Absence de rupture dans le fonctionnement de l’assemblée nationale : Guy Marius Sagna et Ismaïla Diallo étalent leur divergence

0
0

Le député Guy Marius Sagna a dressé hier, jeudi 19 juin, à travers une publication sur sa page Facebook, le bilan détaillé de ses six premiers mois de mandature sous la 15e législature à l’Assemblée nationale, tout en dénonçant certaines dérives qu’il qualifie de « pratiques d’un autre âge » au sein de l’institution parlementaire. Cette sortie a poussé son camarade de parti et collègue du groupe d la majorité Pastef, Ismaïla Diallo, Premier vice-président de l’Assemblée nationale a monté au créneau pour l’accuser de « travailler à son propre agenda ».

L’unité du groupe parlementaire de la majorité Pastef est-il en train de s’effriter six mois à peine après l’installation de la 15e législature ? La question mérite bien d’être posée au regard de l’escalade verbale entre le Premier vice-président de l’Assemblée nationale, Ismaïla Diallo et son collègue de groupe, Guy Marius Sagna par réseaux sociaux interposés. En effet, dans une longue publication sur sa page Facebook, le député élu du département de Ziguinchor a dressé un bilan détaillé de ses six premiers mois de mandature sous la 15e législature à l’Assemblée nationale, tout en dénonçant certaines dérives qu’il qualifie de « pratiques d’un autre âge » au sein de l’institution parlementaire.
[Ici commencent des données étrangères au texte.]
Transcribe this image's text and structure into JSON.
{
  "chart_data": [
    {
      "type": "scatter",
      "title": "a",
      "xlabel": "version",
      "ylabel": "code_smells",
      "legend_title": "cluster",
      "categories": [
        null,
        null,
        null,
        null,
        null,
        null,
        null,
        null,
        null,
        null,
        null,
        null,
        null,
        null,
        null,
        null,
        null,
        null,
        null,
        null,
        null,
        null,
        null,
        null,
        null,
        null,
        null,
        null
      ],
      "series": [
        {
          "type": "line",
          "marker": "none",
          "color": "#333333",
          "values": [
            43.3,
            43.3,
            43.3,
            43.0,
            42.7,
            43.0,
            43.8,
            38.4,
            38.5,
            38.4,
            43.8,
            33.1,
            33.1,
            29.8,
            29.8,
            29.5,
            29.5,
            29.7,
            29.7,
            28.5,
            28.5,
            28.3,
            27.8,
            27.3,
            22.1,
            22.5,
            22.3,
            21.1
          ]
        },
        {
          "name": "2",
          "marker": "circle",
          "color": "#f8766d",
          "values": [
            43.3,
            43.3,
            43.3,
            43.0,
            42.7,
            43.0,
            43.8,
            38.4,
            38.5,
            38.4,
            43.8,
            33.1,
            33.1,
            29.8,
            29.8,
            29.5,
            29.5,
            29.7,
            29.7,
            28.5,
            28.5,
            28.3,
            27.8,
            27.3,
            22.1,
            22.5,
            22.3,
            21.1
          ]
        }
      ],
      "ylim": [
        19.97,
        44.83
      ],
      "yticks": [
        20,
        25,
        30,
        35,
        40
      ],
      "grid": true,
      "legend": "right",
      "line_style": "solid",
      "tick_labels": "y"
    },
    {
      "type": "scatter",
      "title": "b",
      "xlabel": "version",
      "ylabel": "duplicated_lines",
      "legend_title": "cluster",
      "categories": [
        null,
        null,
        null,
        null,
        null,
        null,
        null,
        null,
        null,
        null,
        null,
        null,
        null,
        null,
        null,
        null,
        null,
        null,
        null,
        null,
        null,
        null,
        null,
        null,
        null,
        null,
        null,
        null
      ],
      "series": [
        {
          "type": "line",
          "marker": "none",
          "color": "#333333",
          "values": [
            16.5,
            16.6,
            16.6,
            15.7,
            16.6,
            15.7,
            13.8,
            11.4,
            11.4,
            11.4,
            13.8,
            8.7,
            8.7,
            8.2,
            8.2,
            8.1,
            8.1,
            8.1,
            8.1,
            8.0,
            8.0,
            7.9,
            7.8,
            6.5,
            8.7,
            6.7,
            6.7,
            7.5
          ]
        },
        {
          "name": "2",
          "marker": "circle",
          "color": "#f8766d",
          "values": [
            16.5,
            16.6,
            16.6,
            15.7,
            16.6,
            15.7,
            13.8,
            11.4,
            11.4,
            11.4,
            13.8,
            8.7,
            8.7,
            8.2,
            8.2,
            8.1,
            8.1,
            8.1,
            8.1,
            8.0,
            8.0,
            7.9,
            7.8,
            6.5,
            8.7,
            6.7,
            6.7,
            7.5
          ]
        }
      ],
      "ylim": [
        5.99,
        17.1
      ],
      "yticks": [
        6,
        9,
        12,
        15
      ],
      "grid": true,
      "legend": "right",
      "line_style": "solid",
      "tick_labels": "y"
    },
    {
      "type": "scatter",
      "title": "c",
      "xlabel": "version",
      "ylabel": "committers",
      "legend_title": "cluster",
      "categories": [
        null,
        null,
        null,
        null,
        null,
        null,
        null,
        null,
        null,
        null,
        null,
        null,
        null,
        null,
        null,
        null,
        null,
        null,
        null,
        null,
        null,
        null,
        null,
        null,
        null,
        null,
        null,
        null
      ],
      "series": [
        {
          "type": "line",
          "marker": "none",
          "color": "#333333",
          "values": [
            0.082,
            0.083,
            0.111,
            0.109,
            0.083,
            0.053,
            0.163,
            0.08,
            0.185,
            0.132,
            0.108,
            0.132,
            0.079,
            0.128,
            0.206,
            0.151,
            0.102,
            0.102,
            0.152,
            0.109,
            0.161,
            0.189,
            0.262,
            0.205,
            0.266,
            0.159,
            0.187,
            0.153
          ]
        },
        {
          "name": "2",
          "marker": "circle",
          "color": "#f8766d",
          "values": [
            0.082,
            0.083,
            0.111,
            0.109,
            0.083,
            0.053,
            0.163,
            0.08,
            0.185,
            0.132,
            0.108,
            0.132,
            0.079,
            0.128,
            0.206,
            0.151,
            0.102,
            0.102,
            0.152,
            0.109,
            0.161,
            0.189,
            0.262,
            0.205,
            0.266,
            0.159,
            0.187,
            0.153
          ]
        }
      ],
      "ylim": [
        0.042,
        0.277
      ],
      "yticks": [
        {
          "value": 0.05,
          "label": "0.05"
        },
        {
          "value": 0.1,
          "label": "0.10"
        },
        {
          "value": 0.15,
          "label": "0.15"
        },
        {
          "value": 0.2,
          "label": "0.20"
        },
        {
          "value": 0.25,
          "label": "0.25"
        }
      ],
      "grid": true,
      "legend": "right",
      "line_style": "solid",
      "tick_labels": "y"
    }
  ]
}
« Voilà ce que j’ai fait du mandat de député que vous m’avez confié chers compatriotes : 267 initiatives parlementaires dont : 264 questions écrites, 02 propositions de résolution de mise sur pied de commission d’enquête parlementaire, 01 proposition de résolution de mise en accusation de l’ancien président de la République » a énuméré Guy Marius Sagna avant de préciser : « Sur ces 267 initiatives parlementaires en six (06) mois, 28 initiatives parlementaires sont relatives au département de Ziguinchor soit 10,48% des initiatives parlementaires : pour le département de Ziguinchor j’ai déposé 27 questions écrites et 01 proposition de Commission d’enquête parlementaire. Plus de 93 réponses du gouvernement sur 264 questions écrites : 35,22% de réponses, 02 lettres adressées au Président de l’Assemblée nationale relative au Bureau du Sénégal à Paris ».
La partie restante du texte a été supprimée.